The regulator charged Denver-based Cetera Advisors with generating almost $11 million in undisclosed 12b-1 fees and in fees that its clearing firm, Pershing, collected from mutual funds and shared with Cetera. The SEC in October added the smaller Cetera Advisor Networks as a defendant.
The independent broker-dealer firms and their investment adviser representatives violated their fiduciary duty and collected $21 million of unlawful gains from September 2012 through December 2016, the regulator alleged, saying that lower-cost share classes were available. It focused its argument on allegedly inadequate disclosures by Cetera in Form ADV regulatory update filings, known as brochures, over the four-year period.
In seeking dismissal of the fraud claims, Cetera intensified what is likely to become a growing legal debate over the adequacy of web disclosures.
“Not only did the webpages describe in detail Cetera’s compensation arrangements and related conflicts of interest, they also included disclosures specific to the conflicts alleged by the SEC, namely Cetera’s revenue sharing arrangement with its clearing broker relating to mutual funds, the receipt of administrative services fees, and the receipt of shared non-transaction fee revenues, also referred to as ‘mark-ups,’” the Cetera filing said about some of its arrangements.
Many clearing and custody firms offer advisors mutual funds without transaction fees to sell to customers, but restrict the offerings to share classes with high expenses that are split with broker-dealers and advisors.

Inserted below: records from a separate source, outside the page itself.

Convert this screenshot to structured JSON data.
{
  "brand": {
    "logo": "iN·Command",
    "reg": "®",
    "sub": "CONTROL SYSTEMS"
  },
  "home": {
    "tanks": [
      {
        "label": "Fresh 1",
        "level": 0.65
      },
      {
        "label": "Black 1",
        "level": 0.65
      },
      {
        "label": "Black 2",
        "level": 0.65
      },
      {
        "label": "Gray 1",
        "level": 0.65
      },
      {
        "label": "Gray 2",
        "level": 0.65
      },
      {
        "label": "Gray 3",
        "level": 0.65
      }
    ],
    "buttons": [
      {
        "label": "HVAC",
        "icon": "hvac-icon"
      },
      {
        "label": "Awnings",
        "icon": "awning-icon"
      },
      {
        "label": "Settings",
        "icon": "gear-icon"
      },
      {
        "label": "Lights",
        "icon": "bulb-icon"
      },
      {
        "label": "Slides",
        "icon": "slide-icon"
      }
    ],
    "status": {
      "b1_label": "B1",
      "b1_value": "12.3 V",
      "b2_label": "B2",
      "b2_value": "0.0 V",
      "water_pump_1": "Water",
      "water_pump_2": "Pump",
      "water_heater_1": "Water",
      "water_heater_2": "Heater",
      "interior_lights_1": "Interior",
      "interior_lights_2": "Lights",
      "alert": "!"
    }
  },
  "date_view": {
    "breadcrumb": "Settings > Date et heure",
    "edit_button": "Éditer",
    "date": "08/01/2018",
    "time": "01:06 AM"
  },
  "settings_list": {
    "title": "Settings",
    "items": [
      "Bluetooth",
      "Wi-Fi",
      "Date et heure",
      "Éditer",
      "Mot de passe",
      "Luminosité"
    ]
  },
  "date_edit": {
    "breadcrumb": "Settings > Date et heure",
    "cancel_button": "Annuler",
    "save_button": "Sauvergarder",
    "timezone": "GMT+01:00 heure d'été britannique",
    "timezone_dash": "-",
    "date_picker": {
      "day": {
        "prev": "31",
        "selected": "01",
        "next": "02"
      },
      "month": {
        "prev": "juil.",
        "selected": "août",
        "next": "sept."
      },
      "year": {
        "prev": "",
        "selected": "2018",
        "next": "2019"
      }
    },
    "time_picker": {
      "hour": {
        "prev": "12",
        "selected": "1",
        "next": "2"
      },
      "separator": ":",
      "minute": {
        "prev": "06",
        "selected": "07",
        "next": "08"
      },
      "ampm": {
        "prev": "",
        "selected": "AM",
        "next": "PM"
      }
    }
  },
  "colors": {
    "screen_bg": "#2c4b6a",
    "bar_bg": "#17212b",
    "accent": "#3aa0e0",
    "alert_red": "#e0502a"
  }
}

“The SEC alleges that Cetera’s ADV Brochures did not disclose the revenue sharing arrangement with the clearing broker until June 2015, even though identical disclosures were posted on Cetera’s webpages before June 2015,” Cetera’s court filing said in defending its arrangement with Pershing.
The Cetera firms also took issue with the SEC’s claim that it failed to disclose that certain fund share classes carry 12b-1 fees, mentioning only that it may be incentivized to sell certain mutual funds.

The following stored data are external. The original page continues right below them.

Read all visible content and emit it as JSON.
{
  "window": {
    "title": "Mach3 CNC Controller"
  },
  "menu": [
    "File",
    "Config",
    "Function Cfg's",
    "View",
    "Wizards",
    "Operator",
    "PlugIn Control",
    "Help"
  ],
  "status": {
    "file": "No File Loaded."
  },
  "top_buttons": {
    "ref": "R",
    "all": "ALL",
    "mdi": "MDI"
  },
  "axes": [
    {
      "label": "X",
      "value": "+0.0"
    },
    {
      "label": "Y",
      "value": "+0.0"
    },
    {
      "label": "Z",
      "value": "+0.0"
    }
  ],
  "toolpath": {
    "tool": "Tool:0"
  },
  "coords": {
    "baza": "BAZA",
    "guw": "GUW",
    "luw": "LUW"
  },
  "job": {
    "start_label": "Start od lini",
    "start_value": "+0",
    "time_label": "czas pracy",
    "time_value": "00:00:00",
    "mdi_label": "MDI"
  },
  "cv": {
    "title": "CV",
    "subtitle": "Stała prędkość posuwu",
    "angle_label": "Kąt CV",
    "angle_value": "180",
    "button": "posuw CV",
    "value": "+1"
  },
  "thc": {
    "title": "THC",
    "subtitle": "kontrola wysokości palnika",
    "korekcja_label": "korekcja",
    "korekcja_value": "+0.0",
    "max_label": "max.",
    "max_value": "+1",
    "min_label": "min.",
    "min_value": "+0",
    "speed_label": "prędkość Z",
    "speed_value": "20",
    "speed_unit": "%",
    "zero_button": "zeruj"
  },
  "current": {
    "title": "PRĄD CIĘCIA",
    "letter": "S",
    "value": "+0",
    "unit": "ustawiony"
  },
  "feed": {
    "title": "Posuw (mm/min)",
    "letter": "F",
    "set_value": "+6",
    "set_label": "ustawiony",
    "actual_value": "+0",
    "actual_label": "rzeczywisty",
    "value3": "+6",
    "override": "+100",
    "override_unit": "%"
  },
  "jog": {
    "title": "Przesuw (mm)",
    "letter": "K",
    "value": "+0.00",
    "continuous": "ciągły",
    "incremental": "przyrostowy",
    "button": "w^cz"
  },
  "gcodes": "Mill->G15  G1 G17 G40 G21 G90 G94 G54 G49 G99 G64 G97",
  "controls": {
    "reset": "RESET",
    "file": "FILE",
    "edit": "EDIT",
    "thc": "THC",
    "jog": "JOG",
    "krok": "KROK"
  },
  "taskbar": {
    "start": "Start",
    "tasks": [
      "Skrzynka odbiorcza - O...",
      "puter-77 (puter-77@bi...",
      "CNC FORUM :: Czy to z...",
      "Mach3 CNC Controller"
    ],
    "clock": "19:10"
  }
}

“Cetera’s use of the term ‘fund’ captures not only the share class conflict, but also any conflict associated with selecting a fund that pays 12b-1 fees over a different fund that does not,” the firms argued in this week’s filing.
They also took issue with the SEC’s claim that Cetera understated its revenue incentives by saying that it “may” receive fees rather than that it does receive them.
“Cetera provided detailed, tailored disclosures regarding any potential or actual conflicts presented by their receipt of 12b-1 fees and the compensation arrangements with the Clearing Broker,” the filing concluded. “As such, Cetera’s clients were armed with sufficient information such that they could make appropriate inquiries and provide informed consent regarding their advisory relationships with Cetera.”
The firms also asked the federal court to dismiss the SEC’s request for disgorgement of its allegedly improper gains, citing a 2017 Supreme Court decision that said Congress has not authorized the regulator to seek such punitive recompense. The Supreme Court last month said it will consider another case that could elucidate whether the regulator has the authority to seek disgorgement for securities law violations.
Cetera Financial Group includes about 3,500 independent broker contractors affiliated with five broker-dealers. Private equity firm Genstar Capital purchased Cetera last year for a reported $1.7 billion.